The narrow balcony room above the entrance is a special feature of this upper floor . It is covered in a wooden barrel vault painted as a starry sky , and the walls are covered with wooden paneling, which is structured by wide pilasters and decorated with partly carved and partly stuccoed vases, rose hangings and emblems of hunting , fishing and music . The execution in strong relief , partly in a tart naturalistic full round, as well as the already rather stiff stylization in contrast to the stucco, which still shows all the freshness and grace of the Rococo and also the pilaster structure, let the fluted door posts and the ceiling formation already as classical ( Louis XVI. ) Appear. This interior design will therefore not have been installed until some time after the house was completed, around the 1780s. The multiple damage to the decorations, some of which were carved and some in stucco, were discreetly balanced during the repair work after the First World War . According to the tradition of the Wolpmann family, the builder once intended to equip the other main rooms on the first floor in this way, but had to forego it for the sake of costs.

In contrast, the ground floor hall of the wing attached to the right-hand side of the courtyard , which was later set up as an office , still shows the rest of the corresponding Rococo stucco on the ceiling and the two oven niches. Instead of the dark green paintwork that existed in the 20th century and was unsuitable at the time, this room once had wallpaper with chinoiseries .

At this hall narrows located with back garden room, and behind this garden forms with a gable provided stable block the conclusion of the whole land . From the year 1768 in the keystone of the arched portal, we learn that this rear building was built a few years earlier than the front building. Behind this portal, a garden room is built into what used to be the stable room, as such garden pavilions were popular in Lübeck under the name “portal”.

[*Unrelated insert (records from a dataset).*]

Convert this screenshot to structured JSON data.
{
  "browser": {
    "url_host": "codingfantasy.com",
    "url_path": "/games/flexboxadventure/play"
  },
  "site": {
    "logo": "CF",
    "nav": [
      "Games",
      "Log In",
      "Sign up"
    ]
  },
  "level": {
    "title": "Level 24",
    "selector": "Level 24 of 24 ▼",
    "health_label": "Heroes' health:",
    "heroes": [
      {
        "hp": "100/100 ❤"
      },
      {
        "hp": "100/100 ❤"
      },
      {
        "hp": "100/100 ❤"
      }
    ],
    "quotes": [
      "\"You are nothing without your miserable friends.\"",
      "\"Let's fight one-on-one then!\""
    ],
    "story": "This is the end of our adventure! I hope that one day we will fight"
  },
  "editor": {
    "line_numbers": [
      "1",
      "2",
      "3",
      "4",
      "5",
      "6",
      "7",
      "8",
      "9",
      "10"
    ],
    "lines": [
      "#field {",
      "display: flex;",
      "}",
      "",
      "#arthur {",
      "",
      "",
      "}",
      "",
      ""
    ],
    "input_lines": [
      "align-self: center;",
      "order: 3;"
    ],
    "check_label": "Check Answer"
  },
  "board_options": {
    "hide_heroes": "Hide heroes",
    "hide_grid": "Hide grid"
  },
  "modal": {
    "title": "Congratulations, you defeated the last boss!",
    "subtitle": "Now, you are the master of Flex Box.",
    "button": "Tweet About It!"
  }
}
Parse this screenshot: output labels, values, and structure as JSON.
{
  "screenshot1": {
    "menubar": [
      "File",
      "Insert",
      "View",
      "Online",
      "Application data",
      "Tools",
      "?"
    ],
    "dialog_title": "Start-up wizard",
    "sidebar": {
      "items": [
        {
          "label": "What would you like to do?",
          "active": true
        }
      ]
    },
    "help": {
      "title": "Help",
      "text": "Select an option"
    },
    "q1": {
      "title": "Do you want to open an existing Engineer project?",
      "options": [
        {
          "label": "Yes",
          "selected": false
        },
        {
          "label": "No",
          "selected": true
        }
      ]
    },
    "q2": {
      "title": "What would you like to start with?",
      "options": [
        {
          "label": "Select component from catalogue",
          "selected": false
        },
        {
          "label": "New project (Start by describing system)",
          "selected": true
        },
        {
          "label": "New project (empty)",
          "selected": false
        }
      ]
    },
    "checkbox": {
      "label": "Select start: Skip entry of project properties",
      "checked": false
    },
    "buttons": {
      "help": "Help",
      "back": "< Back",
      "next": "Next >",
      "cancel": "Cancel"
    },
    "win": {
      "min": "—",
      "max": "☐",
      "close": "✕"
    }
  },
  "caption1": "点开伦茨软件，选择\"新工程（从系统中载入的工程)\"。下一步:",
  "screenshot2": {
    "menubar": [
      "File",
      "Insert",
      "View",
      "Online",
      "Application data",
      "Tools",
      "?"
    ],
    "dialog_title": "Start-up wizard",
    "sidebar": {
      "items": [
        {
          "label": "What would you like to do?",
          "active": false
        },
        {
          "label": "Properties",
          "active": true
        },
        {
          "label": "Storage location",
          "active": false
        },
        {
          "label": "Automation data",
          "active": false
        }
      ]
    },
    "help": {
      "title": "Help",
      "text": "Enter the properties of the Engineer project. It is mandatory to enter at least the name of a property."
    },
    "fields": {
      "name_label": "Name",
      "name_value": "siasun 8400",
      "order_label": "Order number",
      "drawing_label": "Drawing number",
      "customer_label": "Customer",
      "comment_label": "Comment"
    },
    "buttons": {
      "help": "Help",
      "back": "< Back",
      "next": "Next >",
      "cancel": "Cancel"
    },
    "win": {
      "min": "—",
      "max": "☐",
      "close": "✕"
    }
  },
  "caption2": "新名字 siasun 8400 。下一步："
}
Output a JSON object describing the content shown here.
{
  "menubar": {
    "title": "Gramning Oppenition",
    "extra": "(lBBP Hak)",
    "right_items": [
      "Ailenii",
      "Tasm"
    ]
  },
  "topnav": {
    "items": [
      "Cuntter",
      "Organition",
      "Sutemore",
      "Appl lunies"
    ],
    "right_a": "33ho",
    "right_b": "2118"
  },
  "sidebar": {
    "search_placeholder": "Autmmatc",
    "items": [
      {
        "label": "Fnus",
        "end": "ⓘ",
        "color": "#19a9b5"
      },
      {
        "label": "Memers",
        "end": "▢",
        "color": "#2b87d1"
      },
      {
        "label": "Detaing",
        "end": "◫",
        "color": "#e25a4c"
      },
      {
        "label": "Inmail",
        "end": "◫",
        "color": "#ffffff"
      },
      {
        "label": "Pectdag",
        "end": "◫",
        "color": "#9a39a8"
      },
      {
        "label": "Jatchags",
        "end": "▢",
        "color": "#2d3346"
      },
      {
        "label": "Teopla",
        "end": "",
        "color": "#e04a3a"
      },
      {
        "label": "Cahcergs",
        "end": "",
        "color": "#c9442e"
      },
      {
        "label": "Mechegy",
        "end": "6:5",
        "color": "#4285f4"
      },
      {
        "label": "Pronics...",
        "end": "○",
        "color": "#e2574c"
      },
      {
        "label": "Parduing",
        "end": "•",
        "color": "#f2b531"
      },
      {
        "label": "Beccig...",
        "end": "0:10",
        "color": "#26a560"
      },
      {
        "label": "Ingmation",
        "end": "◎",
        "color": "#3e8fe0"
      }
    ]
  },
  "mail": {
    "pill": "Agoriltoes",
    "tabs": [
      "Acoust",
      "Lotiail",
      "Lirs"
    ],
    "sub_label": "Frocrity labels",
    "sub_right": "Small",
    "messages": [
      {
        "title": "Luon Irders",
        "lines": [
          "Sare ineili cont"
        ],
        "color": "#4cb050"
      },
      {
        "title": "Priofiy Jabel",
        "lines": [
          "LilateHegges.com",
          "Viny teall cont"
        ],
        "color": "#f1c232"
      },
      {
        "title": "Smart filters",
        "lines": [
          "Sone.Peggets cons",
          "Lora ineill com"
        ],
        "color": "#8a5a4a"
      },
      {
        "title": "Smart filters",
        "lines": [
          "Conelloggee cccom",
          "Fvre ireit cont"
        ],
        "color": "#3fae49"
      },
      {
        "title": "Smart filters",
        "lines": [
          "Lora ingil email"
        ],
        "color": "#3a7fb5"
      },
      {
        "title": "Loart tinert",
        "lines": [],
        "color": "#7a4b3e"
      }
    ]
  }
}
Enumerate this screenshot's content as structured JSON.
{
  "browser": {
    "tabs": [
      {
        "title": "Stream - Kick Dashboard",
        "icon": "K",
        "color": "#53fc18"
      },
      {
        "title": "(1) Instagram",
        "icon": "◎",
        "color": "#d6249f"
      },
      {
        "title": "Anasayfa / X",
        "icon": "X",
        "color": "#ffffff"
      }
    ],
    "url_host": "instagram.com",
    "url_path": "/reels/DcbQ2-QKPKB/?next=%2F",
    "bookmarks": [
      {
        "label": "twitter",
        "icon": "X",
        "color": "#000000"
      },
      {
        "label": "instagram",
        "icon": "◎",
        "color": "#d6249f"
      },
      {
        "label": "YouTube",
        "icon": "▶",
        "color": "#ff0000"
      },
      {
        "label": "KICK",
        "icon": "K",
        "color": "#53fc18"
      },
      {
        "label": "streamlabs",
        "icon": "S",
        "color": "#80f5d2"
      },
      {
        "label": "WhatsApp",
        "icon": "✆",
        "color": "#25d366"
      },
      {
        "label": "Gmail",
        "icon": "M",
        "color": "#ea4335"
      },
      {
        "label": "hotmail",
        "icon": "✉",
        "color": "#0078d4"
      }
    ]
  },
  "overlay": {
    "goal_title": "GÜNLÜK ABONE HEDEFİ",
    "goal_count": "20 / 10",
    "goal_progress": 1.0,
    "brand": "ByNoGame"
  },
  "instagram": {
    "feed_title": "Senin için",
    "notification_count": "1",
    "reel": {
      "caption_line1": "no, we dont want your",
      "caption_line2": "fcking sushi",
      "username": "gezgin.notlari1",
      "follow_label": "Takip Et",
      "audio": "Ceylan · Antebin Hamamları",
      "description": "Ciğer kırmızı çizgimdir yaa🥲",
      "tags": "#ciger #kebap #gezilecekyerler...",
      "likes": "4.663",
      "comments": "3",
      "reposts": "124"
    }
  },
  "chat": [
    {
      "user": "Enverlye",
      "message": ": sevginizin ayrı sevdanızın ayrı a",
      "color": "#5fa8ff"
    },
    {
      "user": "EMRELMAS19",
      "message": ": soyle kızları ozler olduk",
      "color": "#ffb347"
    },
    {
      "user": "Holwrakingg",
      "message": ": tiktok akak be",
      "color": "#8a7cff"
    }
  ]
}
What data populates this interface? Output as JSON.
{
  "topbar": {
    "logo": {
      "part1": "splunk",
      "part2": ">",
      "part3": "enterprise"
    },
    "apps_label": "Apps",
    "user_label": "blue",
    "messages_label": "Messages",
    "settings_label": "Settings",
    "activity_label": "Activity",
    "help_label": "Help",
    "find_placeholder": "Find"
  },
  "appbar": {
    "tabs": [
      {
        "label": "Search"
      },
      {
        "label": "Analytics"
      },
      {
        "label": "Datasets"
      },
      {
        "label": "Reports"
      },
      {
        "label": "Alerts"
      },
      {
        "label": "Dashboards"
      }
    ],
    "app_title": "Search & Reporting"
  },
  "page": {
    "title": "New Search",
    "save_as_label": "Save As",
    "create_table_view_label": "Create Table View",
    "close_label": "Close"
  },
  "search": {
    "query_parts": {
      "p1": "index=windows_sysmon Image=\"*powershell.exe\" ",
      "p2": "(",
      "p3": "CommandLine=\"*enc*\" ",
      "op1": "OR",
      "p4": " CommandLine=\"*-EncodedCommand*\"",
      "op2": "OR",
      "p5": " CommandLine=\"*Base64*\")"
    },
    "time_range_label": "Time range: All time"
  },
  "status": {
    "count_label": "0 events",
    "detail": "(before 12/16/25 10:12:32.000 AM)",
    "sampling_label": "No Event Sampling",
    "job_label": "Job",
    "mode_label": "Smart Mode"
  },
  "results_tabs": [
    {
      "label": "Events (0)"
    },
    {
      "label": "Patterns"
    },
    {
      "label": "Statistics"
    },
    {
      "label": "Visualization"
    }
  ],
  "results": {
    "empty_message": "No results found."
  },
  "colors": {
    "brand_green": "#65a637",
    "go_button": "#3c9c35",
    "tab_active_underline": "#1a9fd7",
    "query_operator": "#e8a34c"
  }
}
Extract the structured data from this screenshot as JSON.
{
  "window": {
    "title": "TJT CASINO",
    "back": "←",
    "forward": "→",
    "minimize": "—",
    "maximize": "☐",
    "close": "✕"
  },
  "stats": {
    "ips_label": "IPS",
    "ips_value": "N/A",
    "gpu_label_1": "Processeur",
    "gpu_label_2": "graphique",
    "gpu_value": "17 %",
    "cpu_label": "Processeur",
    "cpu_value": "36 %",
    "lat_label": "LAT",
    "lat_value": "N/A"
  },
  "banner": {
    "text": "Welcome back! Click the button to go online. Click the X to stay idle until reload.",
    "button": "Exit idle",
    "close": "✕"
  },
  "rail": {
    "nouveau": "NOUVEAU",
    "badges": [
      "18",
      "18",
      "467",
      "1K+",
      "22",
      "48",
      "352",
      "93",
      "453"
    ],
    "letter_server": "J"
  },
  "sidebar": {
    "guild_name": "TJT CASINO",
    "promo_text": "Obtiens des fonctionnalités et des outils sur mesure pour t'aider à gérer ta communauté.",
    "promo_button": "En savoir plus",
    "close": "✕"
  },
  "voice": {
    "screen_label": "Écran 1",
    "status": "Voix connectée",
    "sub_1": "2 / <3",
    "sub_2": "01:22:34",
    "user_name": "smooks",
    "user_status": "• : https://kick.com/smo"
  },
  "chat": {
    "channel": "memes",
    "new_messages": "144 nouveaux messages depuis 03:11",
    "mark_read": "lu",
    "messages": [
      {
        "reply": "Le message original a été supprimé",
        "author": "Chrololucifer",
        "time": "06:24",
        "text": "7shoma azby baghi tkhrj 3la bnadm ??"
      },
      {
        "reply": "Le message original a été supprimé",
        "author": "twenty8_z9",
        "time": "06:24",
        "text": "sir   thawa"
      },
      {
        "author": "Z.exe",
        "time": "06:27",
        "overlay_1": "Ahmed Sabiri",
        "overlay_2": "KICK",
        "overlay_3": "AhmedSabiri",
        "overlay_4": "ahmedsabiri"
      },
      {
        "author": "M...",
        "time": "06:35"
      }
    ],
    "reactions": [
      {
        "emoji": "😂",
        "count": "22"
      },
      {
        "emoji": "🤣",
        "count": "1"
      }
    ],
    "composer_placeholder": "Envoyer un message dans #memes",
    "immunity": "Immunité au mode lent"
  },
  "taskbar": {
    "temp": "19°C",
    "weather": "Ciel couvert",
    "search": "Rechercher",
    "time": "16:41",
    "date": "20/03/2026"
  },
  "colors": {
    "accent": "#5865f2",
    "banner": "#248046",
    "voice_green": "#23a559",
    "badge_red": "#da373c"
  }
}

According to an entry in the Upper Town Book from the beginning of the 19th century, this rear building originally contained stables for four horses. The garden is already mentioned as a pleasure garden , and when the family moved from the upper floor to the ground floor rooms in summer, as was still the case when the Wolpmann family lived in the house, they must stay in this quiet corner of the garden or in the back room of the wing, remote from the traffic, with the door open to the garden, a particularly pleasant one.

The entire building has been a listed building since 1966. The ground floor received new shop windows in 1979 (left) and 1984 (right).

References

literature

  • Hartwig Beseler (ed.): Art-Topography Schleswig-Holstein. Wachholtz, Neumünster 1982, ISBN 3-529-02627-1 , p. 142.
  • Klaus J. Groth: World Heritage Lübeck. Listed houses. Schmidt-Römhild, Lübeck 1999, ISBN 3-7950-1231-7 , p. 311f.

swell

  • Two restored Rococo facades. In: Father-city sheets. No. 4, edition of January 20, 1924.
  • Two restored Rococo facades. In: Father-city sheets. No. 5, edition of January 27, 1924.

Web links

Commons : Königstrasse 81 (Lübeck)  - Collection of images, videos and audio files

Archives

  • City archive of the Hanseatic City of Lübeck

Individual evidence

  1. Two restored Rococo facades. In: Father-city sheets. No. 4, edition of January 20, 1924.
  2. Groth: World Heritage Lübeck. 1999, p. 311f.
  3. ↑ History of building and architecture, urban development in Lübeck, AK 11 Königstraße 60 to 81 , p. 15 (pdf accessed on October 8, 2013; 157 kB)
  4. Groth: World Heritage Lübeck. 1999, p. 312.